Monica Kaufman keynotes cancer survivors event
Celebration of Living, a cancer survivors event, will be held Saturday, June 5, at Swissôtel Atlanta in Buckhead, and WSB-TV news anchor Monica Kaufman will deliver the keynote address.
More than 600 cancer survivors and their families are expected to attend the free event, sponsored by Emory Hospitals, Emory Clinic and the Winship Cancer Institute. Other highlights include entertainment by D'Vine, Atlanta's award-winning gospel singing group; small group discussions and Emory physician presentations; and educational sessions about cancer-related issues such as nutrition and "Returning to Work After Cancer."
The event will be held from 8 a.m. to 1:30 p.m. To register, call the Emory HealthConnection at 404-778-7777 or 1-800-446-5566.

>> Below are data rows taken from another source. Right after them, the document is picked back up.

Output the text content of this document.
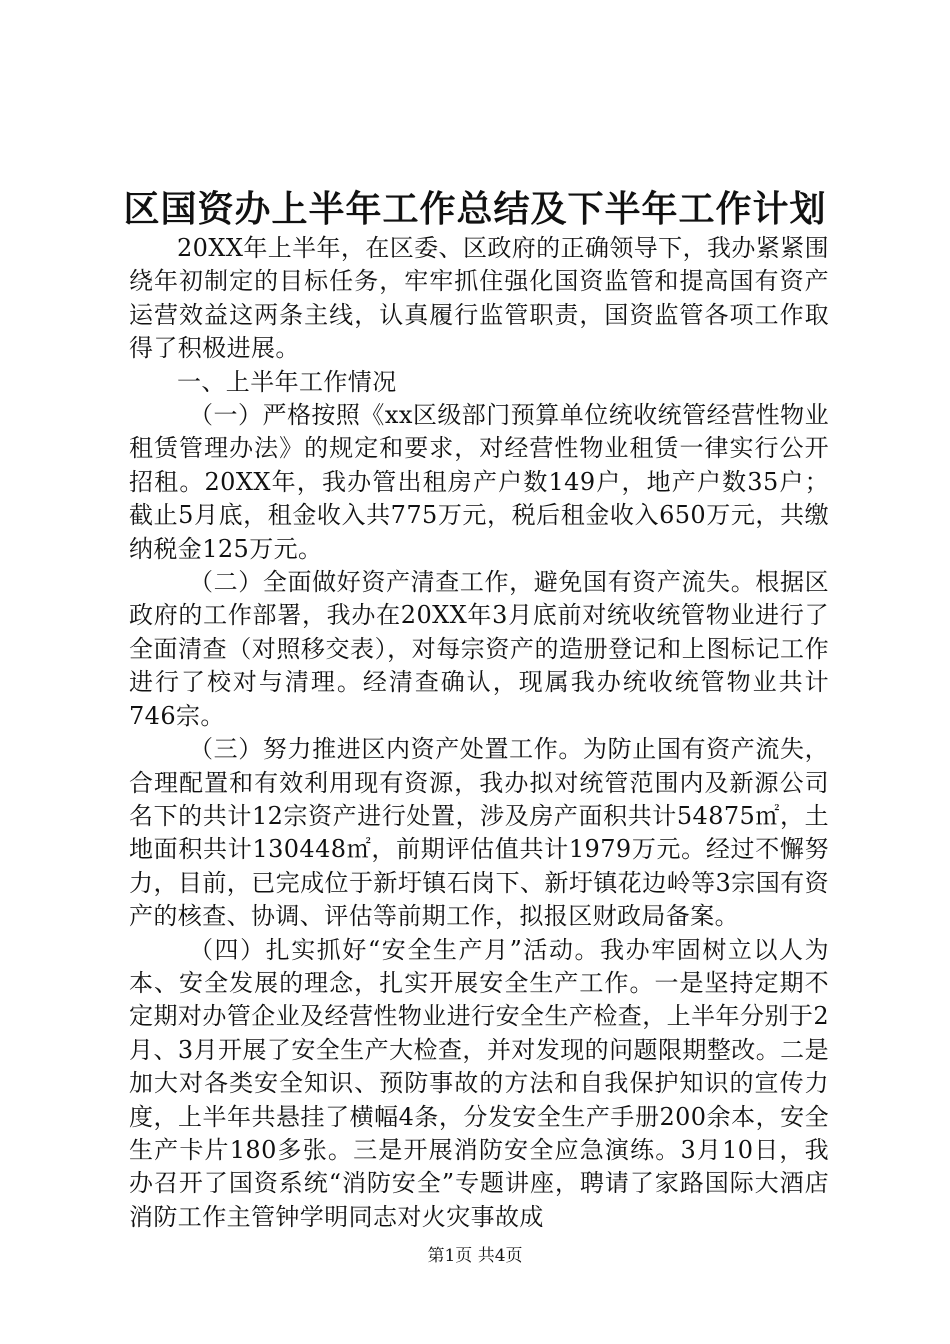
区国资办上半年工作总结及下半年工作计划

20XX年上半年，在区委、区政府的正确领导下，我办紧紧围绕年初制定的目标任务，牢牢抓住强化国资监管和提高国有资产运营效益这两条主线，认真履行监管职责，国资监管各项工作取得了积极进展。

一、上半年工作情况

（一）严格按照《xx区级部门预算单位统收统管经营性物业租赁管理办法》的规定和要求，对经营性物业租赁一律实行公开招租。20XX年，我办管出租房产户数149户，地产户数35户；截止5月底，租金收入共775万元，税后租金收入650万元，共缴纳税金125万元。

（二）全面做好资产清查工作，避免国有资产流失。根据区政府的工作部署，我办在20XX年3月底前对统收统管物业进行了全面清查（对照移交表），对每宗资产的造册登记和上图标记工作进行了校对与清理。经清查确认，现属我办统收统管物业共计746宗。

（三）努力推进区内资产处置工作。为防止国有资产流失，合理配置和有效利用现有资源，我办拟对统管范围内及新源公司名下的共计12宗资产进行处置，涉及房产面积共计54875㎡，土地面积共计130448㎡，前期评估值共计1979万元。经过不懈努力，目前，已完成位于新圩镇石岗下、新圩镇花边岭等3宗国有资产的核查、协调、评估等前期工作，拟报区财政局备案。

（四）扎实抓好“安全生产月”活动。我办牢固树立以人为本、安全发展的理念，扎实开展安全生产工作。一是坚持定期不定期对办管企业及经营性物业进行安全生产检查，上半年分别于2月、3月开展了安全生产大检查，并对发现的问题限期整改。二是加大对各类安全知识、预防事故的方法和自我保护知识的宣传力度，上半年共悬挂了横幅4条，分发安全生产手册200余本，安全生产卡片180多张。三是开展消防安全应急演练。3月10日，我办召开了国资系统“消防安全”专题讲座，聘请了家路国际大酒店消防工作主管钟学明同志对火灾事故成

第1页 共4页
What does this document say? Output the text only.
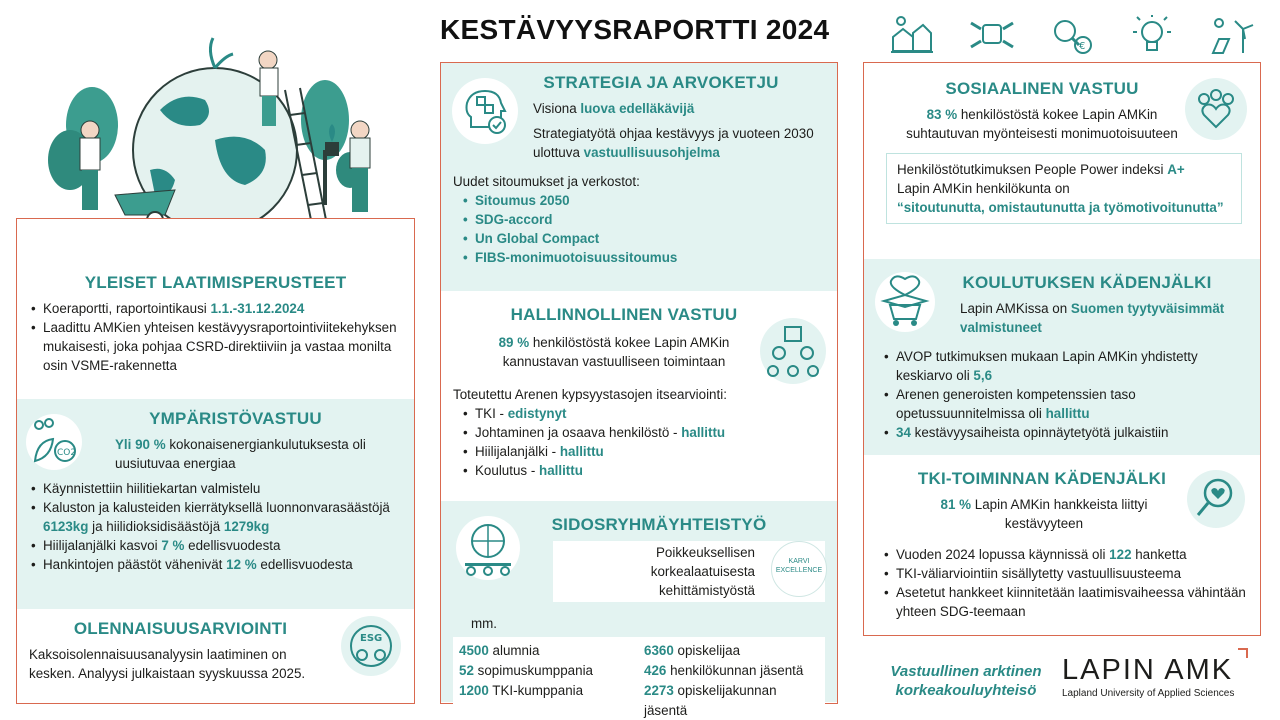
KESTÄVYYSRAPORTTI 2024
€
YLEISET LAATIMISPERUSTEET
• Koeraportti, raportointikausi 1.1.-31.12.2024
• Laadittu AMKien yhteisen kestävyysraportointiviitekehyksen mukaisesti, joka pohjaa CSRD-direktiiviin ja vastaa monilta osin VSME-rakennetta
CO2
YMPÄRISTÖVASTUU
Yli 90 % kokonaisenergiankulutuksesta oli uusiutuvaa energiaa
• Käynnistettiin hiilitiekartan valmistelu
• Kaluston ja kalusteiden kierrätyksellä luonnonvarasäästöjä 6123kg ja hiilidioksidisäästöjä 1279kg
• Hiilijalanjälki kasvoi 7 % edellisvuodesta
• Hankintojen päästöt vähenivät 12 % edellisvuodesta
OLENNAISUUSARVIOINTI
Kaksoisolennaisuusanalyysin laatiminen on kesken. Analyysi julkaistaan syyskuussa 2025.
ESG
STRATEGIA JA ARVOKETJU
Visiona luova edelläkävijä
Strategiatyötä ohjaa kestävyys ja vuoteen 2030 ulottuva vastuullisuusohjelma
Uudet sitoumukset ja verkostot:
• Sitoumus 2050
• SDG-accord
• Un Global Compact
• FIBS-monimuotoisuussitoumus
HALLINNOLLINEN VASTUU
89 % henkilöstöstä kokee Lapin AMKin kannustavan vastuulliseen toimintaan
Toteutettu Arenen kypsyystasojen itsearviointi:
• TKI - edistynyt
• Johtaminen ja osaava henkilöstö - hallittu
• Hiilijalanjälki - hallittu
• Koulutus - hallittu
SIDOSRYHMÄYHTEISTYÖ
Poikkeuksellisen korkealaatuisesta kehittämistyöstä
KARVI
EXCELLENCE
mm.
4500 alumnia	6360 opiskelijaa
52 sopimuskumppania	426 henkilökunnan jäsentä
1200 TKI-kumppania	2273 opiskelijakunnan jäsentä
SOSIAALINEN VASTUU
83 % henkilöstöstä kokee Lapin AMKin suhtautuvan myönteisesti monimuotoisuuteen
Henkilöstötutkimuksen People Power indeksi A+
Lapin AMKin henkilökunta on
“sitoutunutta, omistautunutta ja työmotivoitunutta”
KOULUTUKSEN KÄDENJÄLKI
Lapin AMKissa on Suomen tyytyväisimmät valmistuneet
• AVOP tutkimuksen mukaan Lapin AMKin yhdistetty keskiarvo oli 5,6
• Arenen generoisten kompetenssien taso opetussuunnitelmissa oli hallittu
• 34 kestävyysaiheista opinnäytetyötä julkaistiin
TKI-TOIMINNAN KÄDENJÄLKI
81 % Lapin AMKin hankkeista liittyi kestävyyteen
• Vuoden 2024 lopussa käynnissä oli 122 hanketta
• TKI-väliarviointiin sisällytetty vastuullisuusteema
• Asetetut hankkeet kiinnitetään laatimisvaiheessa vähintään yhteen SDG-teemaan
Vastuullinen arktinen
korkeakouluyhteisö
LAPIN AMK
Lapland University of Applied Sciences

Conference looks at creating violence-free societies
Theologians, psychiatrists, social scientists and ethicists will gather at Emory this week to discuss possible breakthroughs as potent as any medical cure: the end of human violence and the creation of violence-free societies.
Religion professor and conference organizer Thee Smith said "Violence Reduction in Theory and Practice: From Primates to Nations" will present a full spectrum of theories and practices available today.
Speakers and resources range from Yerkes Center studies on animal conflict resolution to international conflict resolution conducted by The Carter Center. Workshop topics also will cover front-page issues from schoolyard violence to the death penalty.
"Violence Reduction" will take place June 3-5 at Cox Hall. For a complete schedule or more information, call 404-727-5337 or visit the conference web site at <www.emory.edu/ COLLEGE/RELIGION/ COVR99meeting.html>.
The Emory College Faculty Science Council's Science & Society Committee is producing a new radio show called "Science in Your Life."
The show features interviews with Emory faculty, who discuss the use of science in everyday life. Guests and topics have included Sidney Perkowitz of physics on everyday physics and physics in art; sociologist Corey Keyes on quality-of-life research; Paul Plotsky of psychiatry on stress; Gregg Orloff of biology on cancer; Bob DeHaan of Elementary Science Education Partners on science education; Rebecca Stone-Miller of art history on science in art; and Neal Smith of anthropology on evolution.
"Science in Your Life" can be heard daily at 9:15 a.m. and 6:15 p.m. on WGKA 1190 AM. For more information call Sally Weeks at 404-727-6639 or send e-mail to <email@example.com>.
Brown screens film from study abroad trip
Film instructor Bill Brown will have his own movie, 22 Seconds in Spain, screened twice at this year's Atlanta Film and Video Festival. The film will be shown June 13 at 6 p.m. and again on June 18 at 2 p.m. at the AMC Phipps Plaza theater.
Brown showed the work--filmed during last summer's trip to Salamanca, Spain--on campus last fall. The subject is a "running of the bulls" fiesta. "I'm sort of an anti-Spielberg in the sense that my films challenge audience expectations in terms of what is normally thought of as entertaining filmmaking," Brown explained. "There is a payoff in this film, but it takes a while to develop."
22 Seconds is part of Brown's experimentation with works designed to be shown on a flat wall in an architectural context-"animated still photographs somewhere between photography and filmmaking," he noted. The screening is a competition showing, meaning the film is eligible for one of the festival's awards.
Our apologies to Associate Professor Claire Sterk of the School of Public Health, who was misidentified as nursing school faculty in a photo on p. 2 of the May 18 issue.